How are you checking the afr ? The narrow band sensor wouldn’t be to accurate for anything other than cruise on light throttle and idle
 
I think time to bring it to a professional, my crystal ball has thrown a check engine light
Maybe not, just figured out the lean problem I decided to want some Choo Choo noises so let off the recirculation pipe thinking what harm, looks like they ain't 100% sealed when closed. Taped off the end to see and ratio is roughly 13.9 - 14.2 on idle fully warm now.....gotta sacrifice psh psh for reliability 😅
 
Maybe not, just figured out the lean problem I decided to want some Choo Choo noises so let off the recirculation pipe thinking what harm, looks like they ain't 100% sealed when closed. Taped off the end to see and ratio is roughly 13.9 - 14.2 on idle fully warm now.....gotta sacrifice psh psh for reliability 😅
So the knock sensor was doing its job and detecting knock????
 
So the knock sensor was doing its job and detecting knock????
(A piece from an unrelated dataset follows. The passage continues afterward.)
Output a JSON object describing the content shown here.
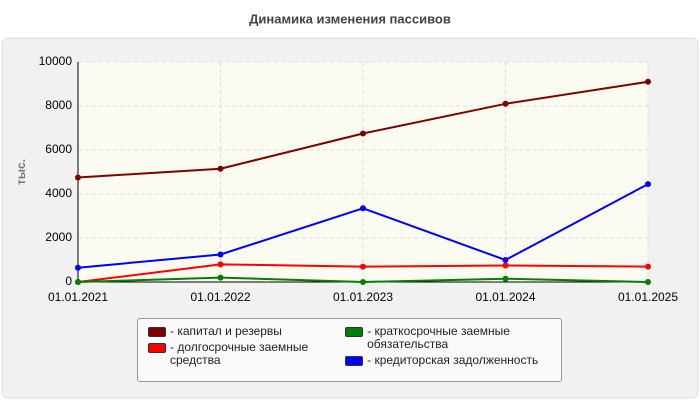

That's still an issue I can't figure this was just another problem I had but wasn't sure if the knock sensor could cause lean conditions aswell as loss of power if Im making sense, key on not running p0327 low input code is there still 😑
 
That's still an issue I can't figure this was just another problem I had but wasn't sure if the knock sensor could cause lean conditions aswell as loss of power if Im making sense, key on not running p0327 low input code is there still 😑
You are looking at this in reverse..
the knock sensor will not cause a lean situation.

The knock sensor when it senses noise will cause the car to run in limp mode and from memory limits the rpm.
So if you have been running lean, which I would of thought is unlikely at idle, if you have any form of Det that the knock sensor picks up it will put the car into limp mode..

What happens with knock sensor in plugged?